"The most significant threat to our national security is our debt," Admiral Michael Mullen, Chairman, Joint Chiefs of Staff, August 27, 2010


Friday, August 13, 2010

"America has created a monster"

Today’s title is a quotation from a recent article in the Financial Times addressing the situation that the Federal Reserve has created. Read the entire article at http://www.ft.com/cms/s/3/3035a2c6-a488-11df-abf7-00144feabdc0.html

This specific quote has to do with the support of the US residential mortgage market which, at best, is quite the gamble. The real gamble is much bigger than just the residential mortgage market. The big gamble, the real monster, is based on the misconceived steps that the fiscal part of government is engaged in; namely, massive deficit spending designed to support a systemically weakened economic growth machine without addressing the serious systemic impairments and burdens that have been placed on this machine over the past 30 years.

TheFundamentals is now completing its second full year of citing facts and figures to support a valid economic analysis of America’s decline vis a vis its developed and developing world competitors.

Our exports are declining compared with our competitors. Our exports per capita place us in the bottom of the top ten exporters. That is a simple fact. We are no longer a leader in exports and we must be if we wish a strong currency and we wish to pay for our massive appetite for imports.

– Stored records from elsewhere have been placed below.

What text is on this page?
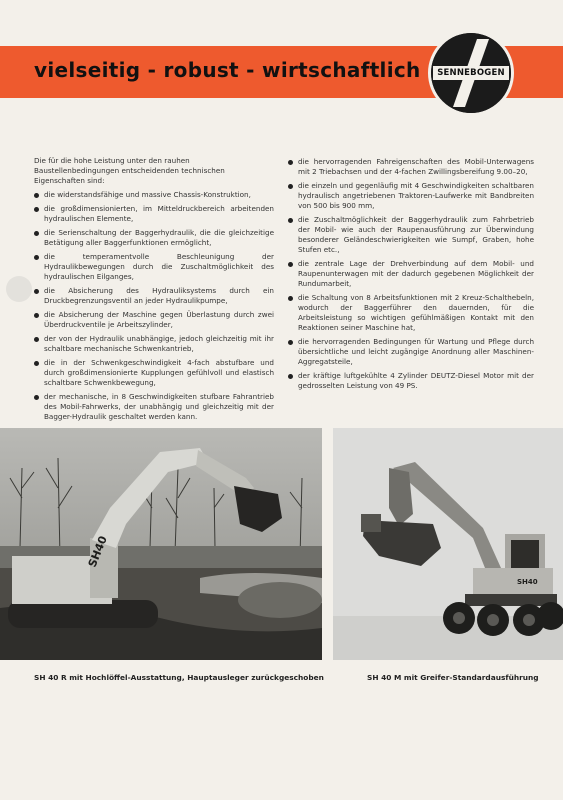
vielseitig - robust - wirtschaftlich	SENNEBOGEN

Die für die hohe Leistung unter den rauhen Baustellenbedingungen entscheidenden technischen Eigenschaften sind:

die widerstandsfähige und massive Chassis-Konstruktion,
die großdimensionierten, im Mitteldruckbereich arbeitenden hydraulischen Elemente,
die Serienschaltung der Baggerhydraulik, die die gleichzeitige Betätigung aller Baggerfunktionen ermöglicht,
die temperamentvolle Beschleunigung der Hydraulikbewegungen durch die Zuschaltmöglichkeit des hydraulischen Eilganges,
die Absicherung des Hydrauliksystems durch ein Druckbegrenzungsventil an jeder Hydraulikpumpe,
die Absicherung der Maschine gegen Überlastung durch zwei Überdruckventile je Arbeitszylinder,
der von der Hydraulik unabhängige, jedoch gleichzeitig mit ihr schaltbare mechanische Schwenkantrieb,
die in der Schwenkgeschwindigkeit 4-fach abstufbare und durch großdimensionierte Kupplungen gefühlvoll und elastisch schaltbare Schwenkbewegung,
der mechanische, in 8 Geschwindigkeiten stufbare Fahrantrieb des Mobil-Fahrwerks, der unabhängig und gleichzeitig mit der Bagger-Hydraulik geschaltet werden kann.
die hervorragenden Fahreigenschaften des Mobil-Unterwagens mit 2 Triebachsen und der 4-fachen Zwillingsbereifung 9.00–20,
die einzeln und gegenläufig mit 4 Geschwindigkeiten schaltbaren hydraulisch angetriebenen Traktoren-Laufwerke mit Bandbreiten von 500 bis 900 mm,
die Zuschaltmöglichkeit der Baggerhydraulik zum Fahrbetrieb der Mobil- wie auch der Raupenausführung zur Überwindung besonderer Geländeschwierigkeiten wie Sumpf, Graben, hohe Stufen etc.,
die zentrale Lage der Drehverbindung auf dem Mobil- und Raupenunterwagen mit der dadurch gegebenen Möglichkeit der Rundumarbeit,
die Schaltung von 8 Arbeitsfunktionen mit 2 Kreuz-Schalthebeln, wodurch der Baggerführer den dauernden, für die Arbeitsleistung so wichtigen gefühlmäßigen Kontakt mit den Reaktionen seiner Maschine hat,
die hervorragenden Bedingungen für Wartung und Pflege durch übersichtliche und leicht zugängige Anordnung aller Maschinen-Aggregatsteile,
der kräftige luftgekühlte 4 Zylinder DEUTZ-Diesel Motor mit der gedrosselten Leistung von 49 PS.
SH40
SH40
SH 40 R mit Hochlöffel-Ausstattung, Hauptausleger zurückgeschoben	SH 40 M mit Greifer-Standardausführung
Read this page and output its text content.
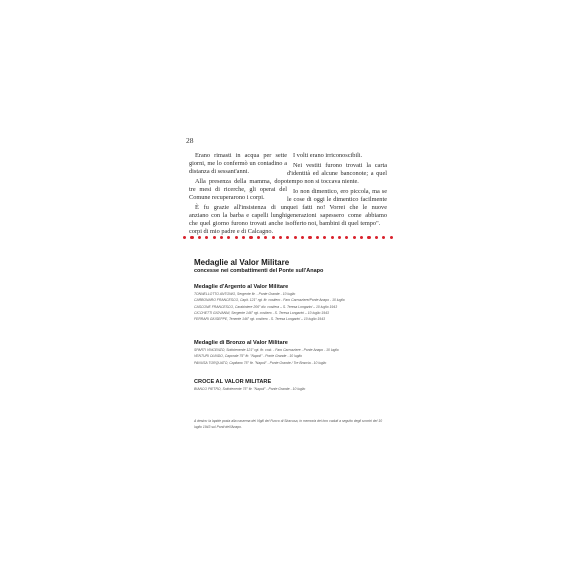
28

Erano rimasti in acqua per sette giorni, me lo confermò un contadino a distanza di sessant'anni.

Alla presenza della mamma, dopo tre mesi di ricerche, gli operai del Comune recuperarono i corpi.

È fu grazie all'insistenza di un anziano con la barba e capelli lunghi che quel giorno furono trovati anche i corpi di mio padre e di Calcagno.

I volti erano irriconoscibili.

Nei vestiti furono trovati la carta d'identità ed alcune banconote; a quel tempo non si toccava niente.

Io non dimentico, ero piccola, ma se le cose di oggi le dimentico facilmente quei fatti no! Vorrei che le nuove generazioni sapessero come abbiamo sofferto noi, bambini di quel tempo".

Medaglie al Valor Militare
concesse nei combattimenti del Ponte sull'Anapo
Medaglie d'Argento al Valor Militare
TONNELLOTTO ANTONIO, Sergente ftr. - Ponte Grande - 10 luglio
CARBONARO FRANCESCO, Capit. 121° rgt. ftr. costiero - Faro Carrozziere/Ponte Anapo - 10 luglio
CASCONE FRANCESCO, Carabiniere 206° div. costiera – S. Teresa Longarini – 10 luglio 1943
CICCHETTI GIOVANNI, Sergente 146° rgt. costiero - S. Teresa Longarini – 10 luglio 1943
FERRARI GIUSEPPE, Tenente 146° rgt. costiero - S. Teresa Longarini – 10 luglio 1943
Medaglie di Bronzo al Valor Militare
SPARTI VINCENZO, Sottotenente 121° rgt. ftr. cost. - Faro Carrozziere - Ponte Anapo - 10 luglio
VENTURI OLINDO, Caporale 75° ftr. "Napoli" - Ponte Grande - 10 luglio
PANUSA TORQUATO, Capitano 75° ftr. "Napoli" - Ponte Grande / Tre Braccia - 10 luglio
CROCE AL VALOR MILITARE
BIANCO PIETRO, Sottotenente 75° ftr. "Napoli" - Ponte Grande - 10 luglio
A destra: la lapide posta alla caserma dei Vigili del Fuoco di Siracusa, in memoria dei loro caduti a seguito degli scontri del 10 luglio 1943 sul Ponti dell'Anapo.
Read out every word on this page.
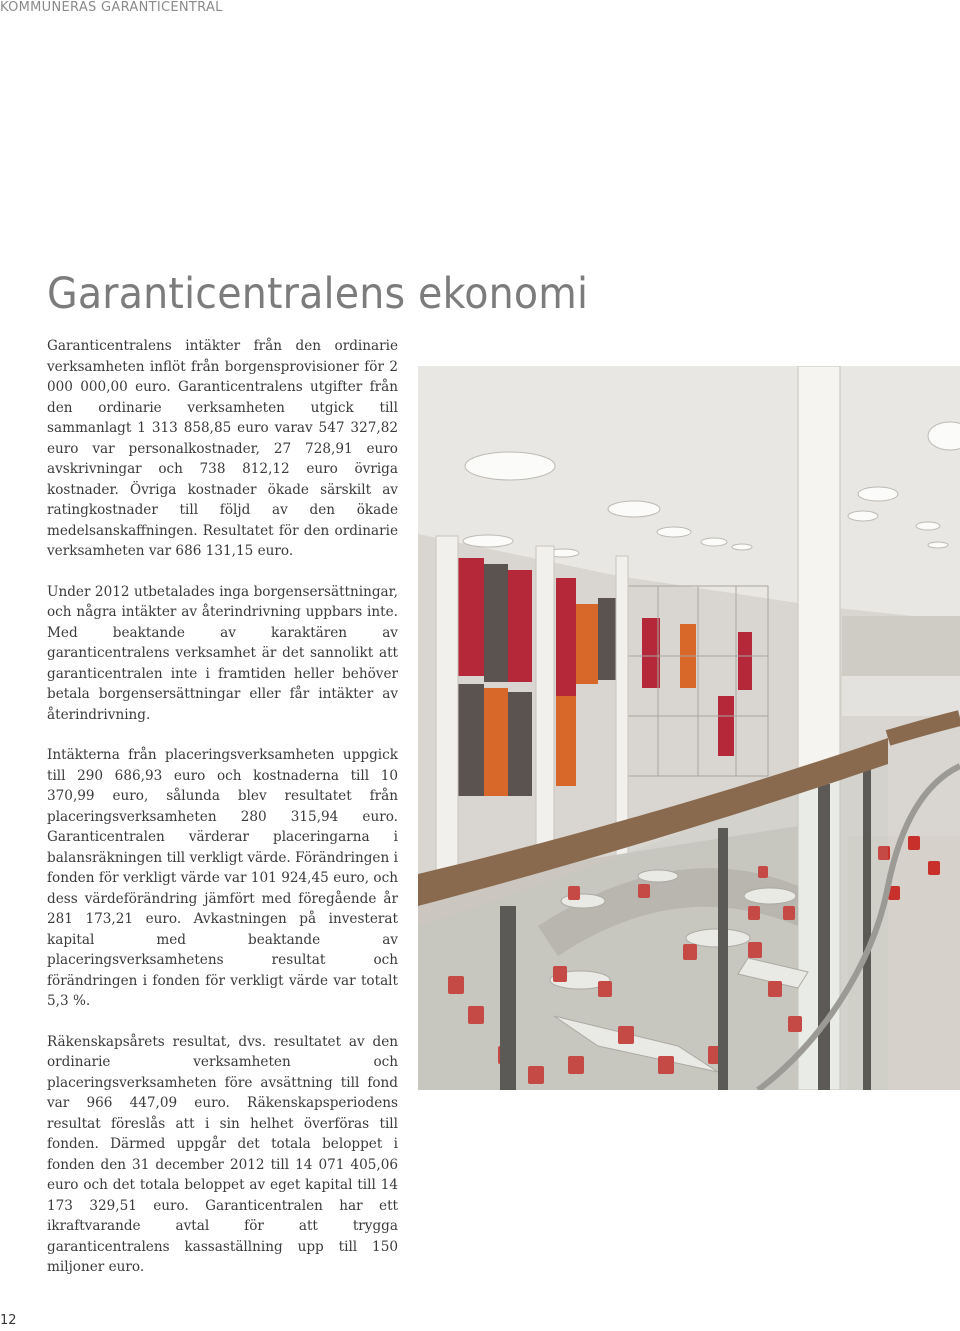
KOMMUNERAS GARANTICENTRAL
Garanticentralens ekonomi

Garanticentralens intäkter från den ordinarie verksamheten inflöt från borgensprovisioner för 2 000 000,00 euro. Garanticentralens utgifter från den ordinarie verksamheten utgick till sammanlagt 1 313 858,85 euro varav 547 327,82 euro var personalkostnader, 27 728,91 euro avskrivningar och 738 812,12 euro övriga kostnader. Övriga kostnader ökade särskilt av ratingkostnader till följd av den ökade medelsanskaffningen. Resultatet för den ordinarie verksamheten var 686 131,15 euro.

Under 2012 utbetalades inga borgensersättningar, och några intäkter av återindrivning uppbars inte. Med beaktande av karaktären av garanticentralens verksamhet är det sannolikt att garanticentralen inte i framtiden heller behöver betala borgensersättningar eller får intäkter av återindrivning.

Intäkterna från placeringsverksamheten uppgick till 290 686,93 euro och kostnaderna till 10 370,99 euro, sålunda blev resultatet från placeringsverksamheten 280 315,94 euro. Garanticentralen värderar placeringarna i balansräkningen till verkligt värde. Förändringen i fonden för verkligt värde var 101 924,45 euro, och dess värdeförändring jämfört med föregående år 281 173,21 euro. Avkastningen på investerat kapital med beaktande av placeringsverksamhetens resultat och förändringen i fonden för verkligt värde var totalt 5,3 %.

Räkenskapsårets resultat, dvs. resultatet av den ordinarie verksamheten och placeringsverksamheten före avsättning till fond var 966 447,09 euro. Räkenskapsperiodens resultat föreslås att i sin helhet överföras till fonden. Därmed uppgår det totala beloppet i fonden den 31 december 2012 till 14 071 405,06 euro och det totala beloppet av eget kapital till 14 173 329,51 euro. Garanticentralen har ett ikraftvarande avtal för att trygga garanticentralens kassaställning upp till 150 miljoner euro.

12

A major burden in our economy is health care costs. Our per capita costs are double, and in some cases triple, that of our major competitors. We, at TheFundamentals, at our road shows and meeting presentations have been asked why this is so. We pay double and triple for the same results; the same outcome; the same consequences as measured by life expectancy as do our major competitor developed nations. Why is that? The components we’ve suggested are: too much litigation; too much lawyering; too much defensive medicine to avoid litigation and lawyering but there are many other possible components including a non competitive environment for the production and maintenance of doctors and nurses; the protection of a pharmaceutical industry that shuns competition and reasonable patent protection expiration and a disproportionate expenditure of resources on aged people at the end of their life spans. Further there is just too much waste on unions; on not for profit activities that are not productive and too much publically funded research with no objective measurement.

We, at TheFundamentals have also pointed out that the US has a much higher level of attorneys per capita than our major developed trading partners. We also lack the basic disciplines that other advanced countries impose on lawyers and litigation. Specifically we do not employ loser pays rules in litigation and we do not employ reasonable limits on non economic damages. These are reasonable limits that others routinely employ. This lack of discipline is a systemic problem.

Perhaps more than any other reason though is the burden on our economy of too many citizens not working in wealth creating jobs. Our labor department indicates a labor force of approximately 155 million Americans out of a total of 310 million. We know that 15 million of the 155 million are unemployed and we know that about 13 million of the 155 million are underemployed. We also know that about 22 million of the 155 million work for local, state and federal governments meaning they are not in wealth creating jobs. If you subtract these three segments you realize that 50 million of the labor force are not working; not working full time or are in wealth consuming job. That leaves about 105 million in wealth creating jobs to support the full population of 310 million. Now that is quite a burden.

Last, we must address the issue of business climate. Business climate is composed of many factors. Here are some:

• Labor costs
• Union issues
• Litigation issues
• Benefit and retirement costs
• Bureaucratic rules and regulations
• Taxation policies - local, state and federal
• Employee relation issues – training, absenteeism, turnover

If you want to know where business stands on the business climate issues listen to a business man; not a politician. What you hear will either astound you or depress you or both.

In closing this essay, TheFundamentals would like you to consider this simple fact. Over the last twenty years, the Federal Reserve oversaw, promoted and enabled the financing of the largest inflation bubble ever recorded in real estate valuations. It spiked the punch bowl constantly and ignored the patently obvious warning signs and then the danger signs. It was complicit with a congress and political leadership that ignored fundamental basic concepts and values of fiscal and personal responsibility.

We are witnessing the encore presentation of this irresponsible and promiscuous behavior. It is now cloaked in the Keynesian concepts of stimulus spending and job creation. Only temporary, fleeting benefits are being enjoyed for the simple avoidance of facing a period of rationalization and resource reallocation in the planned portion of the economy, or the government/public sector. We can pretend that this approach will work; it will not. We can pretend that we can avoid adjustment and sacrifice and frugality; we cannot. We can avoid the burdens we have placed on wealth creation and competition and hope they will be overcome; they will not.

This is the monster referred to in the above article. This is America’s Frankenstein.